Member of the Wisconsin House of Representatives from the Madison, Wisconsin district
- In office 1849–1849

= Ira W. Bird =

American politician

Ira Washington Bird (March 17, 1819 - March 11, 1899) was an American politician.

Bird was born in Oneida County, New York. He moved to Milwaukee, Wisconsin Territory in 1836 and worked as a clerk for Solomon Juneau in his store. He then moved to Madison in Wisconsin Territory in 1838. He served in the Wisconsin Assembly from Madison, Wisconsin, in 1849 and was a Whig. From 1845 to 1846 he served as sheriff of Dane County, Wisconsin, and in 1847 he served as Dane County Register of Deeds.

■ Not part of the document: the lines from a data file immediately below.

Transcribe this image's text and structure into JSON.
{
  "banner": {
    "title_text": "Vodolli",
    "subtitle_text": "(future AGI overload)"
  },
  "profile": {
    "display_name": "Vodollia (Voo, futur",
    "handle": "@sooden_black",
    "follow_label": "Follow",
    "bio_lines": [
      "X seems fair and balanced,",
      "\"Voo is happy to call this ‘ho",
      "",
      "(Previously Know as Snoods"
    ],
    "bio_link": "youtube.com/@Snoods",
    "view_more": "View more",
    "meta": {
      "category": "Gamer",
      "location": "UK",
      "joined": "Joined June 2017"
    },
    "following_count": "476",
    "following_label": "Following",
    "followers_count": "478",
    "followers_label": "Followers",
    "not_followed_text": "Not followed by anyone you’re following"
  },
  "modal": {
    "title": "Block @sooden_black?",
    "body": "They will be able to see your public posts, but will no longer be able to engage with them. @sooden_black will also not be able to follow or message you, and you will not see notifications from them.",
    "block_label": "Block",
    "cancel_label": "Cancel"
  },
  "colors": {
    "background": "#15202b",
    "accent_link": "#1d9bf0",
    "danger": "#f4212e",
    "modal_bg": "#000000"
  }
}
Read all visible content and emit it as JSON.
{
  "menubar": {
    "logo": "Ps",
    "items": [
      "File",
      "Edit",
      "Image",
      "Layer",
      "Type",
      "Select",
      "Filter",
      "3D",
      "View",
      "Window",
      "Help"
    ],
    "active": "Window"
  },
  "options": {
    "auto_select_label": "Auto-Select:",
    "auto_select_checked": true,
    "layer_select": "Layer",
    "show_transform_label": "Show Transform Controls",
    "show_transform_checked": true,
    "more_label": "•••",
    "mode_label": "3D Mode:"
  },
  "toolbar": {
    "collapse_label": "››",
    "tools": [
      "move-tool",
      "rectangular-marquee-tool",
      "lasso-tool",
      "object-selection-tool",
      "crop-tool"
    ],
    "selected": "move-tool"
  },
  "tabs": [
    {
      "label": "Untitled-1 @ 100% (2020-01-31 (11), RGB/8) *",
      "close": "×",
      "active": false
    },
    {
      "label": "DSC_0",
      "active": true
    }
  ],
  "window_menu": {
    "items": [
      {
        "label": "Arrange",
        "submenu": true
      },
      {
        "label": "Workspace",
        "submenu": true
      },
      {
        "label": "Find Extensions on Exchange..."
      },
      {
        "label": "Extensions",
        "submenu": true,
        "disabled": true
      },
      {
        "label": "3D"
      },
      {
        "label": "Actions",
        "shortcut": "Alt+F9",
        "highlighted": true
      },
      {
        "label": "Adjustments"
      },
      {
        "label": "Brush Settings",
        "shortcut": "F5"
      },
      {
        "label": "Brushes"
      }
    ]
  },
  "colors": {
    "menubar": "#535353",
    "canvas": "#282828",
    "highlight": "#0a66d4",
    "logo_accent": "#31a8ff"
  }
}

He went to California in 1850 and returned to Wisconsin in 1852. Bird moved to Jefferson, Wisconsin in 1854. He served on the Jefferson County, Wisconsin Board of Supervisors and as town clerk. Bird practiced law. He was also a Democrat. Bird served as the first mayor of Jefferson, Wisconsin and as county judge of Jefferson County, Wisconsin. He died in Jefferson, Wisconsin from a long illness. His brother was Augustus A. Bird who also served in the Wisconsin Legislature.